The image of the calm, collected Kageyama’s deepest scowl to date unwarrantedly plasters itself onto the forefront of Yuutarou’s memory, stays there all the way home. Maybe it was a bad day, he thinks, tells himself that everyone has the right to lose their cool when things don’t go their way—and right at that moment loses his own when he sees his plant sagging.
It isn’t even that bad; the flower stems are only a little bent and the leaves a little wrinkled, but his breath hitches and he drops everything and sprints downstairs so urgently that Mom has to sprint back up with him to make sure he doesn’t trip on his own feet and die trying to bring a plant back to life.
"It’s not the end of the world, Yuu," she tells him, caressing his back as he attempts to rejuvenate his charge. “These types of plants can look under the weather when the temperature isn’t quite right. It happens."

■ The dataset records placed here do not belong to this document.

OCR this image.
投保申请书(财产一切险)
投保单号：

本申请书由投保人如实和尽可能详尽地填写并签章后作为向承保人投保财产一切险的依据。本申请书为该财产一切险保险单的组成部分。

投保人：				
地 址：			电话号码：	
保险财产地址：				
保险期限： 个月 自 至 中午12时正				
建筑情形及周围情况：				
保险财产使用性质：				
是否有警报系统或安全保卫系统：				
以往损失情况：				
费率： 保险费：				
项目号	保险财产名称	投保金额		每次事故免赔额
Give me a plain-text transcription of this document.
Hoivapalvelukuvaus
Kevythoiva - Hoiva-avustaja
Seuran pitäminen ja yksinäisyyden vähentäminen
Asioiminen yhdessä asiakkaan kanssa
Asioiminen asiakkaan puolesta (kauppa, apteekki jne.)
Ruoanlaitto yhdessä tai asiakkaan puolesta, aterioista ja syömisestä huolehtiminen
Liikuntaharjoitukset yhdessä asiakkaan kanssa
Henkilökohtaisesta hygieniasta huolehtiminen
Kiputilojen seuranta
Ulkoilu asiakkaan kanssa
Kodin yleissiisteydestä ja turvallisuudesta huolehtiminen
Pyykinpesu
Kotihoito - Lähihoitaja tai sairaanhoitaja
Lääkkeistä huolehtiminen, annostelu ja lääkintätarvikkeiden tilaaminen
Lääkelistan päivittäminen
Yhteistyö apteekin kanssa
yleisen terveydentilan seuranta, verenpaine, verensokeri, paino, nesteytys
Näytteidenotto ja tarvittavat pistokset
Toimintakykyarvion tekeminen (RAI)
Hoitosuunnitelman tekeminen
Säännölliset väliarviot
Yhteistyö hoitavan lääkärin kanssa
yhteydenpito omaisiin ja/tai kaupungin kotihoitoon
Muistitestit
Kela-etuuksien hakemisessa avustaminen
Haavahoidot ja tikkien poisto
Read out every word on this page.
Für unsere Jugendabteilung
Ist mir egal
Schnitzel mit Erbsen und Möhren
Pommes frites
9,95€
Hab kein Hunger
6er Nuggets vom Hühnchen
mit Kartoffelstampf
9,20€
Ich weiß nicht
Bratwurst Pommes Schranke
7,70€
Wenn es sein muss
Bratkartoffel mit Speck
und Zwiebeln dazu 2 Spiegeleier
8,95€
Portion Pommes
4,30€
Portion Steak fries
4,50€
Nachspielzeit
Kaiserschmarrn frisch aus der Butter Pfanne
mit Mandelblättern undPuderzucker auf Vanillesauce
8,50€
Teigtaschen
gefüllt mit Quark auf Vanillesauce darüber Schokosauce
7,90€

He drinks her words in the way he wishes the plant drinks the water, feels himself cooling down in its place. A little too cool perhaps, when he stares at the moist leaves and sees a poorly-spiked ball and glaring blue eyes and realizes that it isn’t hot at all, but he shuts his eyes, listens to the soft echoes in his mind:
“It happens.”
The plant is healthy again. It just needed a little water.
A 500-yen coin greets him on the floor of the hallway the next day and he picks it up, turns it in his fingers, stares at it for long enough that a still-sleepy Kunimi somehow finds time to join him.
“Find that on the floor?” he asks. “Keep it. Looking around for the owner and the Lost and Found are too much work.”
“Is that really okay?”
“Think of it as a reward for all the effort you’ve been putting into Math lately.”
Yuutarou, unable to argue with the logic and his desire for a reward, pockets the money.
Right before lunch, they’re handed back their tests, Yuutarou’s sporting a high 95 circled in red right beside his name. He grins from ear to ear when he sees it, offers the paper to those who ask to see, and practically brandishes the thing in Kunimi’s face when they meet up to eat.
Kunimi smiles in earnest, says, "Looks like today’s a good day for you," and it’s the best thing Yuutarou has ever seen.
At practice, he runs faster and jumps higher than ever before. His teammates clap him on the back, tell him he’s doing good today, and he makes conversation about Nationals because it feels right. His grin is almost permanent on his face, until a serve hits Kageyama’s and all hell breaks loose, the livid setter grabbing a trembling wing spiker, several inches taller, by the shirt.
"You have the nerve to talk about Nationals," Kageyama demands, above the litany of apologies, "with a serve like that?"
"Kageyama, calm down!" Yuutarou cries as others yank Kageyama’s hands away. "It was an accident, okay? He said he’s sorry."
"That’s not the point!"
"We’re going to get better," Yuutarou continues. "That’s why we’re here at practice. To improve. Better to make all the mistakes here and correct them so we don’t repeat them when it matters."
It comes out of nowhere, but it works. Kageyama pauses, his balled fists relax, and he averts his gaze, clicks his tongue and mutters an apology before turning away. Yuutarou supposes it’s good enough, but his stomach twists in not-so-subtle knots when their captain sets a hand on his shoulder and tells him he did well, and the rest of practice feels like floating on air.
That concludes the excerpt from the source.